Conseil d'Etat, 5 / 7 SSR, du 7 novembre 2001, 237107, publié au recueil Lebon
Texte intégral
Conseil d'Etat - 5 / 7 SSR
N° 237107
Publié au recueil Lebon
Lecture du mercredi 07 novembre 2001
Président
Mme Aubin
Rapporteur
Mme Albanel
Commissaire du gouvernement
M. Olson
RÉPUBLIQUE FRANCAISE
AU NOM DU PEUPLE FRANCAIS
Considérant qu'aux termes du premier alinéa de l'article R. 821-5 du code de justice administrative : "La formation de jugement peut, à la demande de l'auteur du pourvoi, ordonner qu'il soit sursis à l'exécution d'une décision juridictionnelle rendue en dernier ressort si cette décision risque d'entraîner des conséquences difficilement réparables et si les moyens invoqués paraissent, en l'état de l'instruction, sérieux et de nature à justifier, outre l'annulation de la décision juridictionnelle rendue en dernier ressort, l'infirmation de la solution retenue par les juges du fond" ; Considérant, d'une part, que selon l'article L. 145-2-1 du code de la sécurité sociale que les sanctions de l'avertissement et du blâme, avec ou sans publication, infligées à un médecin, un chirurgien-dentiste ou une sage-femme, "entrainent la privation du droit de faire partie du conseil départemental, du conseil régional ou interrégional ou du Conseil national de l'Ordre pendant une durée de trois ans" ; Considérant que M. X... est membre du conseil départemental des Vosges de l'ordre des chirurgiens-dentistes ; que, dans ces conditions, l'exécution de la décision attaquée qui prononce à son encontre la sanction du blâme sans publication risque d'entraîner pour lui des conséquences difficilement réparables ; Considérant, d'autre part, qu'en l'état de l'instruction, l'un au moins des moyens invoqués à l'appui de la requête, tiré de ce que la section des assurances sociales a entaché sa décision d'une erreur de qualification juridique en estimant que M. X... avait commis une faute justiciable d'une sanction disciplinaire en retenant une cotation non pertinente pour la pose d'une plaque de Hawley, paraît sérieux et de nature à justifier, outre l'annulation de la décision juridictionnelle attaquée, l'infirmation de la solution retenue par les juges du fond ; qu'il y a lieu, dès lors, de faire droit aux conclusions de M. X... tendant à ce qu'il soit sursis à l'exécution de la décision du 4 juillet 2001 de la section des assurances sociales du Conseil national de l'Ordre des chirurgiens-dentistes ;
Article 1er : Jusqu'à ce qu'il ait été statué sur la requête de M. X... contre la décision de la section des assurances sociales du Conseil national de l'Ordre des chirurgiens-dentistes en date du 4 juillet 2001, il sera sursis à l'exécution de cette décision.
Article 2 : La présente décision sera notifiée à M. Daniel X..., au médecin-conseil, chef du service médical près la caisse primaire d'assurance maladie d'Epinal, au Conseil national de l'Ordre des chirurgiens-dentistes et au ministre de l'emploi et de la solidarité.
Analyse
CETAT54-03-03-02 PROCEDURE - PROCEDURES D'URGENCE - SURSIS A EXECUTION - CONDITIONS D'OCTROI DU SURSIS -
CETAT55-04-02-03 PROFESSIONS - CHARGES ET OFFICES - DISCIPLINE PROFESSIONNELLE - SANCTIONS - EFFETS DES SANCTIONS -
54-03-03-02, 55-04-02-03 Demande de sursis à exécution de la décision par laquelle la section des assurances sociales du conseil national de l'ordre des chirurgiens dentistes a infligé la sanction du blâme sans publication.
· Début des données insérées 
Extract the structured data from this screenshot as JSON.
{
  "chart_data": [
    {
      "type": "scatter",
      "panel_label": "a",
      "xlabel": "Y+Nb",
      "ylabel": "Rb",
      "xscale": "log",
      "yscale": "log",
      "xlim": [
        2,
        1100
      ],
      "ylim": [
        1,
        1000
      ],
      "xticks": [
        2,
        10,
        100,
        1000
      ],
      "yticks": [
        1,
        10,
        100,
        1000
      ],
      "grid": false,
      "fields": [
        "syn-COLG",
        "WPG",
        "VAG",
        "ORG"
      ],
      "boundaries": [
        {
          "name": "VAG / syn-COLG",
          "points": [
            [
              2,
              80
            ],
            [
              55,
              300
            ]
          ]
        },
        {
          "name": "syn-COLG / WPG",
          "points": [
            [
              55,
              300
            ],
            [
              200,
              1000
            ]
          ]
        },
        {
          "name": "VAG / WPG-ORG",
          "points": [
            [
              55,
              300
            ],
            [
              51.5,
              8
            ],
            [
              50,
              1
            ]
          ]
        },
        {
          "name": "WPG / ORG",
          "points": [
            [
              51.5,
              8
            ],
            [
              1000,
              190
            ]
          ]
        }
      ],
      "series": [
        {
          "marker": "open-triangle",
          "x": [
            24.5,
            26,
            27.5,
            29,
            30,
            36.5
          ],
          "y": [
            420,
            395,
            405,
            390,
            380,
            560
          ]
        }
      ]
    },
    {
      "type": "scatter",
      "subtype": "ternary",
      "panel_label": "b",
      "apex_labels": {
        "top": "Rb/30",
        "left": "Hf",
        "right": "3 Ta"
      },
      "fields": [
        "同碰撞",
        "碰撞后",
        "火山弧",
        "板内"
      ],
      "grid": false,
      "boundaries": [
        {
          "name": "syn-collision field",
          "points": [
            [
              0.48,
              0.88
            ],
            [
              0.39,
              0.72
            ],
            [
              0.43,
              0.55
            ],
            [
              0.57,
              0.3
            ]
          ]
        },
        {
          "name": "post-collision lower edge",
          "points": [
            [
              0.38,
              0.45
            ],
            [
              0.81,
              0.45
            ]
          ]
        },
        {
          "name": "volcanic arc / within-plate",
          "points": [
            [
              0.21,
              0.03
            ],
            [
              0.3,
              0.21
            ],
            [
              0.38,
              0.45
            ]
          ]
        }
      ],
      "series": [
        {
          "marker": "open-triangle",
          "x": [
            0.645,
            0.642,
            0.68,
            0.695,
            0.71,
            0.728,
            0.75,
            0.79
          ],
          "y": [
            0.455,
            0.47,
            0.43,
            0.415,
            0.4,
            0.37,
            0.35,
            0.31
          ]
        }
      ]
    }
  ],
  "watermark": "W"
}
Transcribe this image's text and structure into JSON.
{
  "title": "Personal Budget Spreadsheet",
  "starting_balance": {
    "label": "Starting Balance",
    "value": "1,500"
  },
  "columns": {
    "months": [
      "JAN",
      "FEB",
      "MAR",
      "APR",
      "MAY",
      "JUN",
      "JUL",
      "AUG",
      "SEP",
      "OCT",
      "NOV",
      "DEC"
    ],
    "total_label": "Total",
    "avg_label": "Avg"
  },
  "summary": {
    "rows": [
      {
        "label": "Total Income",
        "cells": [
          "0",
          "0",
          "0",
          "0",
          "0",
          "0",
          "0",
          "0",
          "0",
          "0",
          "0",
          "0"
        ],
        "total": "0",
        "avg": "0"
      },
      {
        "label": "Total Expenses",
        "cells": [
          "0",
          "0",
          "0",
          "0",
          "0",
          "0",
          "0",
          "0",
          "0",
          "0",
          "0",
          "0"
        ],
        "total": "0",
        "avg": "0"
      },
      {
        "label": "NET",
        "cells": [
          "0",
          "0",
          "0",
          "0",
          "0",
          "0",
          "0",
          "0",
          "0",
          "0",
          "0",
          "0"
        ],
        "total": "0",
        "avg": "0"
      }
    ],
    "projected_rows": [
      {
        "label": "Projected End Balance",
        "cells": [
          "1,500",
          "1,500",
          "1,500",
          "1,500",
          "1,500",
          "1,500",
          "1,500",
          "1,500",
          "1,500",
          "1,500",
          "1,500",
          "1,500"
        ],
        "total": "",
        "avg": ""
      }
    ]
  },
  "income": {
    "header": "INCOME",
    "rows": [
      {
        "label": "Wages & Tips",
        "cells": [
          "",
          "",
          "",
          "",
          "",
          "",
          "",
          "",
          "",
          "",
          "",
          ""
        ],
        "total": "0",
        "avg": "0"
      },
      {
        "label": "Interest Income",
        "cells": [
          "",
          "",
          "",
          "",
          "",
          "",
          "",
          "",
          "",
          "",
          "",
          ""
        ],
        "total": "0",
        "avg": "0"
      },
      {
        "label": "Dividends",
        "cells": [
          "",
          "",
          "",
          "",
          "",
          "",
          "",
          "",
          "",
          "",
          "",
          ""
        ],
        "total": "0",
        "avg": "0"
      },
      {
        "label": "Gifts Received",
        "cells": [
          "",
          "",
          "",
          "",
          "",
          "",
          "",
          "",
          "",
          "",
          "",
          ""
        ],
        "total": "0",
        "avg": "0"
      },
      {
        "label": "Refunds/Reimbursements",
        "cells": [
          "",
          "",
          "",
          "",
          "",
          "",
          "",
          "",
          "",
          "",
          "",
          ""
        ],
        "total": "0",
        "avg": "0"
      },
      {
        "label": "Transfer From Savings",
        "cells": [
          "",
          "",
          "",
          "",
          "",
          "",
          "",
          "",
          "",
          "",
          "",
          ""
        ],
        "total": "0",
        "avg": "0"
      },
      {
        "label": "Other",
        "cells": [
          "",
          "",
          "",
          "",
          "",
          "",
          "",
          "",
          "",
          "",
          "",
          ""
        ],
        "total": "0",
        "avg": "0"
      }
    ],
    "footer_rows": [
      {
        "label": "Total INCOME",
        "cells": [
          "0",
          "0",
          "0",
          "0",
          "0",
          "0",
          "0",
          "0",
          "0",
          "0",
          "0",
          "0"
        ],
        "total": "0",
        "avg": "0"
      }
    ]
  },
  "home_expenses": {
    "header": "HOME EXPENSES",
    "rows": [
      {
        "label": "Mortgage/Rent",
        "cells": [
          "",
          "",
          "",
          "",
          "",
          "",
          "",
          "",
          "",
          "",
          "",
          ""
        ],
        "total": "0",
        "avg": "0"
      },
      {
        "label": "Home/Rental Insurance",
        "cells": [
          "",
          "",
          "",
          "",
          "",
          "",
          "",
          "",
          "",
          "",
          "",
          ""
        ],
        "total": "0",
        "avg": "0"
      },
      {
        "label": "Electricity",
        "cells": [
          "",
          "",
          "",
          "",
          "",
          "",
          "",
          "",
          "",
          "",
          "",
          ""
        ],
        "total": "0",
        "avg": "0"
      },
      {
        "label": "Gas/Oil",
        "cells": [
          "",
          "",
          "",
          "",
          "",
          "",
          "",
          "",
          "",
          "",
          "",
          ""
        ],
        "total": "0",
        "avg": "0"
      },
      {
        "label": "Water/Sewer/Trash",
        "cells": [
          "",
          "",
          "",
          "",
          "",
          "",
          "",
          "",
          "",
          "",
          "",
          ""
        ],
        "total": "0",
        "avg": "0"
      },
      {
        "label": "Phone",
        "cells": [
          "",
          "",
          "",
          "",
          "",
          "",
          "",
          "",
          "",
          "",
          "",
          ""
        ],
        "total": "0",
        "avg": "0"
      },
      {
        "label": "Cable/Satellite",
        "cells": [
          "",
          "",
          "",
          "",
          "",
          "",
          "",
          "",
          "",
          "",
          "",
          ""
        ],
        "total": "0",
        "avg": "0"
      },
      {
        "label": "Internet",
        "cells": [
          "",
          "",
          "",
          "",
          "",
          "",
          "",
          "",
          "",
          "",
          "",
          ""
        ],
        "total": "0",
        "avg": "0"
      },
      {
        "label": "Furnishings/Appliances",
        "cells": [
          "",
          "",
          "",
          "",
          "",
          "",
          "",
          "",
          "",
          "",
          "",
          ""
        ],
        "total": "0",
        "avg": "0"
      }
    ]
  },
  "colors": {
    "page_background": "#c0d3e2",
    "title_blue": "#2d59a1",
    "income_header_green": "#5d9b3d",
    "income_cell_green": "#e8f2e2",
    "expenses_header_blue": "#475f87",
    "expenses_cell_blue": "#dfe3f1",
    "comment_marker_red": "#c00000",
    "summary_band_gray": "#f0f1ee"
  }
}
Selon l'article L. 145-2-1 du code de la sécurité sociale, les sanctions de l'avertissement et du blâme, avec ou sans publication, infligées à un médecin, un chirurgien-dentiste ou une sage-femme, "entrainent la privation du droit de faire partie du conseil départemental, du conseil régional ou interrégional ou du Conseil national de l'Ordre pendant une durée de trois ans". Dès lors que le requérant est membre du conseil départemental des Vosges de l'ordre des chirurgiens-dentistes, l'exécution de la décision attaquée qui prononce à son encontre la sanction du blâme sans publication risque d'entraîner pour lui des conséquences difficilement réparables.